In the lowermost row of the panels corresponding to Data SEPARATE,
the data generating model assumed that each species is influenced
by one covariate that differs for each species. As expected, now Model
SEPARATE is most in line with the data generating model, i.e. it works
the best for dropping out the irrelevant covariates (Figure 9.5I).
As Model JOINT selects the covariates jointly for all species, it cannot
replicate the assumptions of the data generating model. Model JOINT
has dropped some of the covariates with a probability of one, perhaps
because they had little effect, even for the species that they did influence.
For other covariates, Model JOINT shows uncertainty in whether they
should be included or not.
Let us next examine how variable selection influences the explanatory
and predictive powers of the models. We start by computing explanatory
power in terms of R2.
*My results here are different than in the book*
```{r}
meR2 = matrix(NA, nrow = 3, ncol = 3)
for(dataset in 1:3){
for (model in 1:3){
m = models[[dataset]][[model]]
predY = computePredictedValues(m)
MF = evaluateModelFit(m, predY = predY)
meR2[dataset, model] = mean(MF$R2)
}
}
meR2
```
We observe that for all three datasets, the mean explanatory power
(averaged over the species) is the highest for Model FULL (column 1). This is to be expected, as explanatory power generally increases with the number of
covariates included in the model. However, part of the success in
explaining the data may be due to overfitting, i.e. explaining noise rather
than signal. To study the extent to which this is the case, we evaluate
predictive power in terms of two-fold cross-validation. We note that as
we have data on twenty sampling units, the predictions will be based on
models fitted to ten sampling units only.
*My results here are different than in the book*
```{r}
partition = createPartition(models[[1]][[1]], nfolds = 2)
meR2CV = matrix(NA, nrow = 3, ncol = 3)
for(dataset in 1:3){
for (model in 1:3){
m = models[[dataset]][[model]]
predY = computePredictedValues(m, partition = partition)
MFCV = evaluateModelFit(m, predY = predY)
meR2CV[dataset, model] = mean(MFCV$R2)
}
}
meR2CV
```
As is generally the case, the predictive powers are lower than the
explanatory powers. Model FULL has the best predictive power for Data
FULL, Model JOINT has the best predictive power for Data JOINT,
and Model SEPARATE has the best predictive power for Data SEPARATE.

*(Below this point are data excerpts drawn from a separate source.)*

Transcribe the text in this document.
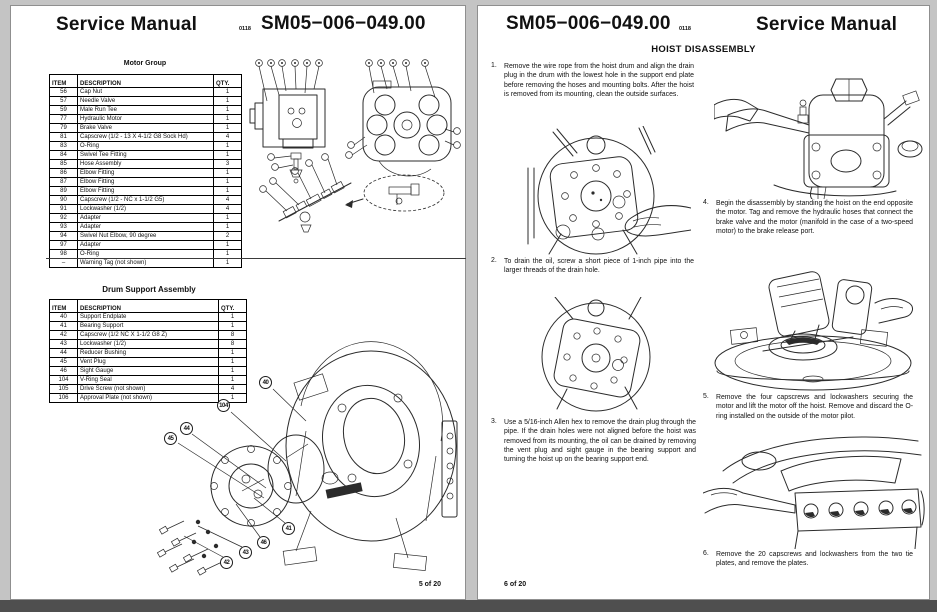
Service Manual	0118 SM05−006−049.00
Motor Group
ITEM	DESCRIPTION	QTY.
56	Cap Nut	1
57	Needle Valve	1
59	Male Run Tee	1
77	Hydraulic Motor	1
79	Brake Valve	1
81	Capscrew (1/2 - 13 X 4-1/2 G8 Sock Hd)	4
83	O-Ring	1
84	Swivel Tee Fitting	1
85	Hose Assembly	3
86	Elbow Fitting	1
87	Elbow Fitting	1
89	Elbow Fitting	1
90	Capscrew (1/2 - NC x 1-1/2 G5)	4
91	Lockwasher (1/2)	4
92	Adapter	1
93	Adapter	1
94	Swivel Nut Elbow, 90 degree	2
97	Adapter	1
98	O-Ring	1
–	Warning Tag (not shown)	1
Drum Support Assembly
ITEM	DESCRIPTION	QTY.
40	Support Endplate	1
41	Bearing Support	1
42	Capscrew (1/2 NC X 1-1/2 G8 Z)	8
43	Lockwasher (1/2)	8
44	Reducer Bushing	1
45	Vent Plug	1
46	Sight Gauge	1
104	V-Ring Seal	1
105	Drive Screw (not shown)	4
106	Approval Plate (not shown)	1
40
104
44
45
42
43
46
41
5 of 20
SM05−006−049.00 0118	Service Manual
HOIST DISASSEMBLY
1.	Remove the wire rope from the hoist drum and align the drain plug in the drum with the lowest hole in the support end plate before removing the hoses and mounting bolts. After the hoist is removed from its mounting, clean the outside surfaces.
2.	To drain the oil, screw a short piece of 1-inch pipe into the larger threads of the drain hole.
3.	Use a 5/16-inch Allen hex to remove the drain plug through the pipe. If the drain holes were not aligned before the hoist was removed from its mounting, the oil can be drained by removing the vent plug and sight gauge in the bearing support and turning the hoist up on the bearing support end.
4.	Begin the disassembly by standing the hoist on the end opposite the motor. Tag and remove the hydraulic hoses that connect the brake valve and the motor (manifold in the case of a two-speed motor) to the brake release port.
5.	Remove the four capscrews and lockwashers securing the motor and lift the motor off the hoist. Remove and discard the O-ring installed on the outside of the motor pilot.
6.	Remove the 20 capscrews and lockwashers from the two tie plates, and remove the plates.
6 of 20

This is reassuring, as it means that the models that were structurally
in line with the data yielded the best predictions. In particular, in the
cases of Data JOINT and Data SEPARATE, variable selection not only
identified the covariates that actually did matter, but also helped to make
better predictions. In the case of Data SEPARATE, the predictive power
of Model FULL is almost as good as that of Model SEPARATE,
showing that for the sake of predictive performance it may not be so
critical whether the regression coefficients are estimated to be close to
zero or exactly zero.
Let us then compute the WAIC for these same cases.

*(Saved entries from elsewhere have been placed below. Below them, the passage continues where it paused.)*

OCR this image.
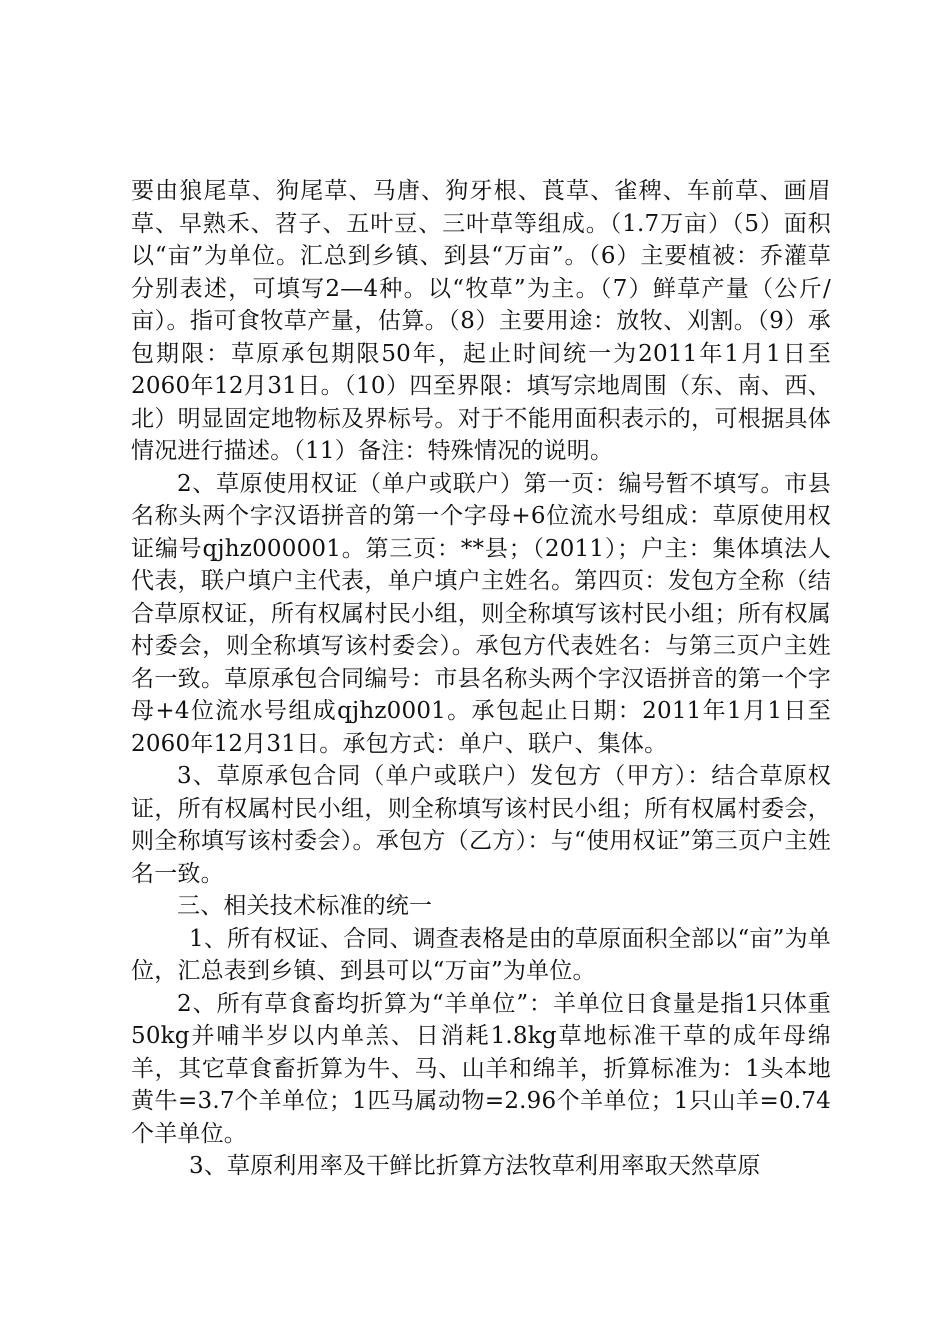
要由狼尾草、狗尾草、马唐、狗牙根、莨草、雀稗、车前草、画眉草、早熟禾、苕子、五叶豆、三叶草等组成。（1.7万亩）（5）面积以“亩”为单位。汇总到乡镇、到县“万亩”。（6）主要植被：乔灌草分别表述，可填写2—4种。以“牧草”为主。（7）鲜草产量（公斤/亩）。指可食牧草产量，估算。（8）主要用途：放牧、刈割。（9）承包期限：草原承包期限50年，起止时间统一为2011年1月1日至2060年12月31日。（10）四至界限：填写宗地周围（东、南、西、北）明显固定地物标及界标号。对于不能用面积表示的，可根据具体情况进行描述。（11）备注：特殊情况的说明。

2、草原使用权证（单户或联户）第一页：编号暂不填写。市县名称头两个字汉语拼音的第一个字母+6位流水号组成：草原使用权证编号qjhz000001。第三页：**县；（2011）；户主：集体填法人代表，联户填户主代表，单户填户主姓名。第四页：发包方全称（结合草原权证，所有权属村民小组，则全称填写该村民小组；所有权属村委会，则全称填写该村委会）。承包方代表姓名：与第三页户主姓名一致。草原承包合同编号：市县名称头两个字汉语拼音的第一个字母+4位流水号组成qjhz0001。承包起止日期：2011年1月1日至2060年12月31日。承包方式：单户、联户、集体。

3、草原承包合同（单户或联户）发包方（甲方）：结合草原权证，所有权属村民小组，则全称填写该村民小组；所有权属村委会，则全称填写该村委会）。承包方（乙方）：与“使用权证”第三页户主姓名一致。

三、相关技术标准的统一

1、所有权证、合同、调查表格是由的草原面积全部以“亩”为单位，汇总表到乡镇、到县可以“万亩”为单位。

2、所有草食畜均折算为“羊单位”：羊单位日食量是指1只体重50kg并哺半岁以内单羔、日消耗1.8kg草地标准干草的成年母绵羊，其它草食畜折算为牛、马、山羊和绵羊，折算标准为：1头本地黄牛=3.7个羊单位；1匹马属动物=2.96个羊单位；1只山羊=0.74个羊单位。

3、草原利用率及干鲜比折算方法牧草利用率取天然草原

*My results here are different than in the book*
```{r}
WAIC = matrix(NA, nrow = 3, ncol = 3)
for(dataset in 1:3){
for (model in 1:3){
WAIC[dataset, model] =
computeWAIC(models[[dataset]][[model]])
}
}
WAIC
```
Model FULL has the lowest WAIC for the Data FULL, and Model
JOINT has the lowest WAIC for the Data JOINT. The lowest WAIC
for the Data SEPARATE is however not obtained by Model SEPARATE,
but by Model FULL, although the difference between these two is
small. This reflects the above results that Models FULL and SEPARATE
performed essentially equally well also in terms of cross-validation.